News from Egypt

April 11th, 2007

dahabThis Spring, Jim returned again to Dahab in the Sinai to teach a yoga break. Seeing the place again, Dahab had its familiar unfamiliarity about it. The architecture, it seems, shifts almost as much as the sand. Each year, new ‘low-key’ building sites have sprung up, ambling their way towards a completed building, maybe next month, maybe next year… it’s all down to ‘inshallah’ the will of God.

The pace and attitude to building in Dahab reflects the whole ambience of the place; forward thinking but in no particular hurry.
On the Red Sea facing Saudi, Dahab has grown in the last 15 years from hippies and palm trees to a relaxed costal haven for divers, wind surfers, travellers and yogis. Until recently, a favourite for Israelis, it now is a hotspot for Germans, Brits and Egyptians. The seafront is a relaxed blend of cafes, shops and dive centres, where you amble along amidst friendly invitations to buy, look, eat or drink. Sunbathers and wet-suited westerners are interwoven with Arabs, Bedouins, the occasional horse and a plentiful supply of surprisingly healthy and relaxed-looking cats and dogs.
The land seems to have seeped into the people here. The earth is dry and light and yet carries an antiquity with it that is absorbed into your bones. There are irresistible echoes of our earliest origins when the drying out of parts of Africa forced our distant relatives to come down from the trees and take to a more bipedal way of life. The land seems to awaken a dim evolutionary memory and a sense of primal openness and honesty gives one a sense that the land is somehow spiritual.
Yet only last year, this tiny town was rocked by a series of explosions that caused the deaths of three foreigners and several Egyptians.
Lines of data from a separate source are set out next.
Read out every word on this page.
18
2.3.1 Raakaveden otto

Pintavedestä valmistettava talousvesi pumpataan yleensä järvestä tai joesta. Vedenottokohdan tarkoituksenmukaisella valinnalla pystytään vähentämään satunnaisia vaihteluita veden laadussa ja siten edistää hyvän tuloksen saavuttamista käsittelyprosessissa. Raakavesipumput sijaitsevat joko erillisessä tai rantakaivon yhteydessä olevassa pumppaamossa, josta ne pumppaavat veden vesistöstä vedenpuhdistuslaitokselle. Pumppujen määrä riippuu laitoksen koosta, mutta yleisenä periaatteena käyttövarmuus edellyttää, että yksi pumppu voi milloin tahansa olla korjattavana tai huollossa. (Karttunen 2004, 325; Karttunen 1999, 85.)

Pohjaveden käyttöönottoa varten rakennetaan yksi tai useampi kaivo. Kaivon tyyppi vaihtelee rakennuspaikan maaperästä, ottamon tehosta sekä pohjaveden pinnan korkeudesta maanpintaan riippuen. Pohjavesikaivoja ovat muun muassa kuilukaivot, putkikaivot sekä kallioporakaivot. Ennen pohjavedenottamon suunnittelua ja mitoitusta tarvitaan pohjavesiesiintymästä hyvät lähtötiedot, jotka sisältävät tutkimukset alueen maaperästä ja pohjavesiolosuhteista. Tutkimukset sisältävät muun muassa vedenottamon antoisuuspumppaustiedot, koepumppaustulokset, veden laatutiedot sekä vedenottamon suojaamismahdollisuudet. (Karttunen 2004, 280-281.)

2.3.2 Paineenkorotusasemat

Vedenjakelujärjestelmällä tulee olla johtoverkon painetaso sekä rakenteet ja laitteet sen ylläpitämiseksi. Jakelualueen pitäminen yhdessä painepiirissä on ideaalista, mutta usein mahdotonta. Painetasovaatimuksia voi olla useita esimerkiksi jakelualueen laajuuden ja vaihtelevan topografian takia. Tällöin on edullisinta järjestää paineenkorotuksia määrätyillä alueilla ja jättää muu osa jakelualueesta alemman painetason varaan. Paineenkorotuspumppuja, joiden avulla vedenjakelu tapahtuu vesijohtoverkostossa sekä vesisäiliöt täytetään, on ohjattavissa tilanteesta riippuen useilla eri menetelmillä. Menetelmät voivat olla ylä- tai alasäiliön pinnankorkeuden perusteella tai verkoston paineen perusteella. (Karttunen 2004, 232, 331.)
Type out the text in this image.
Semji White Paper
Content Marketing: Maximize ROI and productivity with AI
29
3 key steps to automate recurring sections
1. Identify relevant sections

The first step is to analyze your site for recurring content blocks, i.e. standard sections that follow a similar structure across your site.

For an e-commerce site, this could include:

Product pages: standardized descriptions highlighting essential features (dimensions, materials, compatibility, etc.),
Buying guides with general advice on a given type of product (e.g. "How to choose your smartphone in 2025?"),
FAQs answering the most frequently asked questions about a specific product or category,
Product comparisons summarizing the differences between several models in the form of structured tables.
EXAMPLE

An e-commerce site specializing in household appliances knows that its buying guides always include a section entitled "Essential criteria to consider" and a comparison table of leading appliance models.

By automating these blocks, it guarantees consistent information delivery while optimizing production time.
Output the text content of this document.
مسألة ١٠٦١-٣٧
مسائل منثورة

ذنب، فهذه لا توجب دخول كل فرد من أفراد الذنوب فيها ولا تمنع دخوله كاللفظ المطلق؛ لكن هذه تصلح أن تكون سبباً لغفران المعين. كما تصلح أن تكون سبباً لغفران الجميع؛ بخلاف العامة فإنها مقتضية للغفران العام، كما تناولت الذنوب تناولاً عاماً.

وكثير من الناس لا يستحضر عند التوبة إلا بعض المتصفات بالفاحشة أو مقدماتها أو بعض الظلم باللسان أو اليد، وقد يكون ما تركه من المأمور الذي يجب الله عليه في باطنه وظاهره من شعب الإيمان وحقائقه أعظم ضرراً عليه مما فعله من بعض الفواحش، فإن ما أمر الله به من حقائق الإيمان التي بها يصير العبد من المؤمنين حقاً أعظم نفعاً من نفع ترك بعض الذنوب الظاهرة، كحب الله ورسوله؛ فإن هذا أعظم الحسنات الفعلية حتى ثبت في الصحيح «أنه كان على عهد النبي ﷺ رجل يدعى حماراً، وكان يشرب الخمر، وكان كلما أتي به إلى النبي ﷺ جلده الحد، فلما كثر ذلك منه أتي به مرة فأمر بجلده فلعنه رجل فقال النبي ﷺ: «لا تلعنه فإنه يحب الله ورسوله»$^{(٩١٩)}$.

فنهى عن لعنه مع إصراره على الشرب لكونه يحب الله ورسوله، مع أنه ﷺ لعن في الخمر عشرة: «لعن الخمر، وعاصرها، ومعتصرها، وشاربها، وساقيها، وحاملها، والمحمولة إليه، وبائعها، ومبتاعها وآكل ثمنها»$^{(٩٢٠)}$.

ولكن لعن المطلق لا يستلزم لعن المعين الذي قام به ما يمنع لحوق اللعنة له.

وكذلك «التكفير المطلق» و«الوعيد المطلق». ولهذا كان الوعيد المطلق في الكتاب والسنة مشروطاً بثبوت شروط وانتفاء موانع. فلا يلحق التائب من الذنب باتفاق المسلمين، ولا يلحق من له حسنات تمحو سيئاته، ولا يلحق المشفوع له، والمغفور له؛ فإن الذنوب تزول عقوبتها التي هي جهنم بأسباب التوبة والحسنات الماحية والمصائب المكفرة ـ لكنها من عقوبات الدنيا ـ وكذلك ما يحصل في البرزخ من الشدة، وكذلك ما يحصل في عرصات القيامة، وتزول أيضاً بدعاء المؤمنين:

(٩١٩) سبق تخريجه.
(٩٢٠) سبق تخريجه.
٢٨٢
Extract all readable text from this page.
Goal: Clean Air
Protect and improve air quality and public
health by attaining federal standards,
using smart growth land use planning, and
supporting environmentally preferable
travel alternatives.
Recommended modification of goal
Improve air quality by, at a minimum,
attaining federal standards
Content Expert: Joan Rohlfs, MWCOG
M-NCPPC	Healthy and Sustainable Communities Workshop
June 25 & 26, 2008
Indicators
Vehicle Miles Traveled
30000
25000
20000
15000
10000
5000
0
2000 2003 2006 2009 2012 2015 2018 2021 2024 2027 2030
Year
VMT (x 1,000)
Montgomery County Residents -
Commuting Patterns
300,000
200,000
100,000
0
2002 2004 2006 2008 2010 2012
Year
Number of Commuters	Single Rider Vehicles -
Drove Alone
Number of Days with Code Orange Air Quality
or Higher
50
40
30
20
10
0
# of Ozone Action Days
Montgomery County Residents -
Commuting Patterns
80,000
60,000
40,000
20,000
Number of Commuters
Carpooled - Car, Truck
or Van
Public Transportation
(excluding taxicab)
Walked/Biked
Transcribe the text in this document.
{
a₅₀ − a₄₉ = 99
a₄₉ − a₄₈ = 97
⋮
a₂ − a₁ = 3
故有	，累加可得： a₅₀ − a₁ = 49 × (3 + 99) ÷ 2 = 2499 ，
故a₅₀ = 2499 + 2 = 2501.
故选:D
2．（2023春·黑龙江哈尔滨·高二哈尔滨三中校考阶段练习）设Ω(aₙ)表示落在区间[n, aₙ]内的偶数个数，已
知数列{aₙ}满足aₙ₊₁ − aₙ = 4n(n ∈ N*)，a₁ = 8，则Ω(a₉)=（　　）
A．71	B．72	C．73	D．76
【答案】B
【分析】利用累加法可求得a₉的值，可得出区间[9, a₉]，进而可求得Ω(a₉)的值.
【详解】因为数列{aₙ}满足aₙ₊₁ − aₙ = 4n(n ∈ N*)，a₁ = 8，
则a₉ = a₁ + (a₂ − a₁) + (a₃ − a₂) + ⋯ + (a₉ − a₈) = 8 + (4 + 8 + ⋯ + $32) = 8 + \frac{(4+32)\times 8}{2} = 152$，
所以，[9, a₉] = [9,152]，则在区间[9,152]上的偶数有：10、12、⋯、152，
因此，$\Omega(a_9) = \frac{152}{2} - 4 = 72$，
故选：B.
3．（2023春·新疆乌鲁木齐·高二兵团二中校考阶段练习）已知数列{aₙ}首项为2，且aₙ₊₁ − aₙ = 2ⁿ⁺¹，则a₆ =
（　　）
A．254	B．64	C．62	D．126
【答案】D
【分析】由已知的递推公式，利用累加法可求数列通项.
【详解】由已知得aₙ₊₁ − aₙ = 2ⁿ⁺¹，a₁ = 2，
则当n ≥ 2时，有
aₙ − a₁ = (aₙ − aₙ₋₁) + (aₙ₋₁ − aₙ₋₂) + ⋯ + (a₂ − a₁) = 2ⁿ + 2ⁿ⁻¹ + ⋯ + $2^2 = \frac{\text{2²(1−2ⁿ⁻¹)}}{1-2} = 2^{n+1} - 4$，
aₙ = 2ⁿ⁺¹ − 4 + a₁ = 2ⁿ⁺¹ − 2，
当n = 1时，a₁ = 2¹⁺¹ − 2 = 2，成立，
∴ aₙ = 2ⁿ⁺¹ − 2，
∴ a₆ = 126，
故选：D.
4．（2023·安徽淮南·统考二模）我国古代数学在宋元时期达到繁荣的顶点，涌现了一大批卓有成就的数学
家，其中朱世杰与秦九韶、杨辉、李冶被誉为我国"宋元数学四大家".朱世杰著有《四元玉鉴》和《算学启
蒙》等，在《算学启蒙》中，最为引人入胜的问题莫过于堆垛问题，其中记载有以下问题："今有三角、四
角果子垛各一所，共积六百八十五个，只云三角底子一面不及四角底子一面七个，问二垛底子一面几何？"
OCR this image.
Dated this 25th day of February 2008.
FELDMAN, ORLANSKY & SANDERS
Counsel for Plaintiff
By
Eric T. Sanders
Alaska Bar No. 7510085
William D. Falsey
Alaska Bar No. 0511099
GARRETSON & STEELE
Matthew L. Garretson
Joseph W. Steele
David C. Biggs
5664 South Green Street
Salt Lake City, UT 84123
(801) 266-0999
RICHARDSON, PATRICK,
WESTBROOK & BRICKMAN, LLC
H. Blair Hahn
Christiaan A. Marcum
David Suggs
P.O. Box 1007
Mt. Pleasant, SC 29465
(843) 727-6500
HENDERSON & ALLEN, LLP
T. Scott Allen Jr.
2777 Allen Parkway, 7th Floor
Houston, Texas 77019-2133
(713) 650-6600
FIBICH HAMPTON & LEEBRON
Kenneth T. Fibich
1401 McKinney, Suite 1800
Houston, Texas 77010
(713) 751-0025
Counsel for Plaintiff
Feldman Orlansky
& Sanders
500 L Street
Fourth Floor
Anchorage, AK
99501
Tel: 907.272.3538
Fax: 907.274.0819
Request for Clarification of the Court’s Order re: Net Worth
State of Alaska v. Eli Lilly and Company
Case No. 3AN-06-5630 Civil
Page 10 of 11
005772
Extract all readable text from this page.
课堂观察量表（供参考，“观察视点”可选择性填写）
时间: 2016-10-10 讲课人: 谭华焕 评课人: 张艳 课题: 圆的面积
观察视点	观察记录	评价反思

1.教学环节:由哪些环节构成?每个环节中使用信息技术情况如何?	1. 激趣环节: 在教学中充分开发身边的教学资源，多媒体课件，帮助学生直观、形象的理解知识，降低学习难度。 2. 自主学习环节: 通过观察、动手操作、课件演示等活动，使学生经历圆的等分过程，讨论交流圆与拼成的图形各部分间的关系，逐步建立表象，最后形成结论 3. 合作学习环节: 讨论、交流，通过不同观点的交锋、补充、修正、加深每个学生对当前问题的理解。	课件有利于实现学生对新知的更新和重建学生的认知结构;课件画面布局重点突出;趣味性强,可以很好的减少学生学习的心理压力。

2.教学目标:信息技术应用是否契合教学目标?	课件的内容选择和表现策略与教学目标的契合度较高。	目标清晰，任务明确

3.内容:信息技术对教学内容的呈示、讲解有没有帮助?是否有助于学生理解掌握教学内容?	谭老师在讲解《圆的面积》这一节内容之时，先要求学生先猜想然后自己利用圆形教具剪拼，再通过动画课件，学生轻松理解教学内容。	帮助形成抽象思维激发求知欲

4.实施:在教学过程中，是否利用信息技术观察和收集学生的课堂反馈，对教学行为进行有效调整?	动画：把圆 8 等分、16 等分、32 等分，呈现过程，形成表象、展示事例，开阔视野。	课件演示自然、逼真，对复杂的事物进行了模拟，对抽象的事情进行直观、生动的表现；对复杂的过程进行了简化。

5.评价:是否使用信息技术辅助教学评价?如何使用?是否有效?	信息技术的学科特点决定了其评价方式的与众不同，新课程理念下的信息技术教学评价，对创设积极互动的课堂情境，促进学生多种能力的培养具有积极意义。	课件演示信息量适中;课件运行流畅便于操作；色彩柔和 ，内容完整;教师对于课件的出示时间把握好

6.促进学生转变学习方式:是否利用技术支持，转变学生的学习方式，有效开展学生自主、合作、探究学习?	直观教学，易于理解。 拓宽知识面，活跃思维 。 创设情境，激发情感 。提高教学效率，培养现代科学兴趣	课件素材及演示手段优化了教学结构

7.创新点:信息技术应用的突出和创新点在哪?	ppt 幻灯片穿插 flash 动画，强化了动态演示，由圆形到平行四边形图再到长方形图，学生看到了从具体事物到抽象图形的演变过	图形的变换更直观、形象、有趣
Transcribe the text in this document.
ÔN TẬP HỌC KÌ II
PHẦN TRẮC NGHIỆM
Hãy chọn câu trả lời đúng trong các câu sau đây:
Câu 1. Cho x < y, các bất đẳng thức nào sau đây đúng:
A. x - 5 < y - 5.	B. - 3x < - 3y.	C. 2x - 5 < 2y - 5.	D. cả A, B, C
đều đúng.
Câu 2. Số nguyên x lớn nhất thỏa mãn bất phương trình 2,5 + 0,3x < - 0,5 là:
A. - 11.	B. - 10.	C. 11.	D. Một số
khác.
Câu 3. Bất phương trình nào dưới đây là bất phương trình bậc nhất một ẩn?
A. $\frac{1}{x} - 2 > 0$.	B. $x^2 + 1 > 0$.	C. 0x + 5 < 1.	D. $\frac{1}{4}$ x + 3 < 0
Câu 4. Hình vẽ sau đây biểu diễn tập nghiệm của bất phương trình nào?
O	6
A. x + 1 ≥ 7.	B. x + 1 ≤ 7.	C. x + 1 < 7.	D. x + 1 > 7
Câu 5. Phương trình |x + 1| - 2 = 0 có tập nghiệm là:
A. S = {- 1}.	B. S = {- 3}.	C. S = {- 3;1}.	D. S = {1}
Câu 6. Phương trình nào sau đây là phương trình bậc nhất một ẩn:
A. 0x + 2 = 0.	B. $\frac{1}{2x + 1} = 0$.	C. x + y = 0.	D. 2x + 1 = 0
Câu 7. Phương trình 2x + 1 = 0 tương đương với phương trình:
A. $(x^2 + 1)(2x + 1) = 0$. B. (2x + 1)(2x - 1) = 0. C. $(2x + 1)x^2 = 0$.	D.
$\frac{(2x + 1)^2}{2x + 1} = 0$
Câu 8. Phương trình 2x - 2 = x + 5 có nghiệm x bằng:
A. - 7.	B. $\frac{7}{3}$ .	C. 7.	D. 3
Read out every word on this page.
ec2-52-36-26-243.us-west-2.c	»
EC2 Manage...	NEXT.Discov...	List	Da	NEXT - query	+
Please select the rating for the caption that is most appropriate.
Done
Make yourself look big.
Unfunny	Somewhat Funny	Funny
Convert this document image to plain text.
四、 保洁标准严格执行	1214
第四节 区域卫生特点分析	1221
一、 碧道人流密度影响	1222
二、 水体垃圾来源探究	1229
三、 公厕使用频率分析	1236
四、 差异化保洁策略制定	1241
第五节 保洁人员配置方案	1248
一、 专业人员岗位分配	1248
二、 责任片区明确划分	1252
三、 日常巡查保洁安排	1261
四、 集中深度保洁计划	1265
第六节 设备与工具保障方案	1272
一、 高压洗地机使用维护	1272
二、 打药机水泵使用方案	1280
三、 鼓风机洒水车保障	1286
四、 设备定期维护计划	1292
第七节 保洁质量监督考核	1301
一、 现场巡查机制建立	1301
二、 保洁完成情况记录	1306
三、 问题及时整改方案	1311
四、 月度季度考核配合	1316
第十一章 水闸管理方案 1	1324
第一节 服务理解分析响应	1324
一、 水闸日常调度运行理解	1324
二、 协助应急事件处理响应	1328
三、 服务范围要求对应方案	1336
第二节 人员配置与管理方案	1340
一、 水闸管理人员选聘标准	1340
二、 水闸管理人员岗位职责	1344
The bombs of 2006 came just a few weeks after being there with the last yoga group and the proximity of space and time made the impact of the bombs particularly shocking for all of us who had been there. The contrast between the spaciousness of the geography and the intensely un-spacious impact of a bomb gave an unpalatable flavour a bitter aftertaste.
This year, the usual building projects designed to mop up another upsurge in tourism triggered mixed feelings of sadness with a profound sense of perspective. The mix of local enthusiasm seemed to hold a sort of childlike naivety that felt painfully innocent. One can’t help feel a sense of juxtaposition, between the obvious decline in tourist numbers that one might expect the first few months after a terrorist attack of this kind, and the thought that, with global warming, Dahab is soon likely to be too hot to be a haven for tourists. This contrasts sharply with the tireless enthusiasm and the elementary drive to survive that seems to run through the town, such is the thin line between poverty to prosperity.
In spite, and perhaps partly because of all this, Dahab retains its magic. The mountains behind it still hold an ancient majesty, a mix of silence and simplicity. The bareness of the land strips man of his intimacy with the natural world, and compels us to remember our connection to a higher and more essential quality. The Red Sea at the front, on the other hand, inspires a celebration of diversity and beauty. A sense of life’s multifarious tapestry, in all its incredible beauty and strangeness, is evoked from a look beneath the shimmering waves, as nature does all it can do to cause the mind to loosen and expand.
The Sinai and in particular Dahab remain ‘God’s land’, a place where one cannot help but feel inspired and moved beyond one’s self.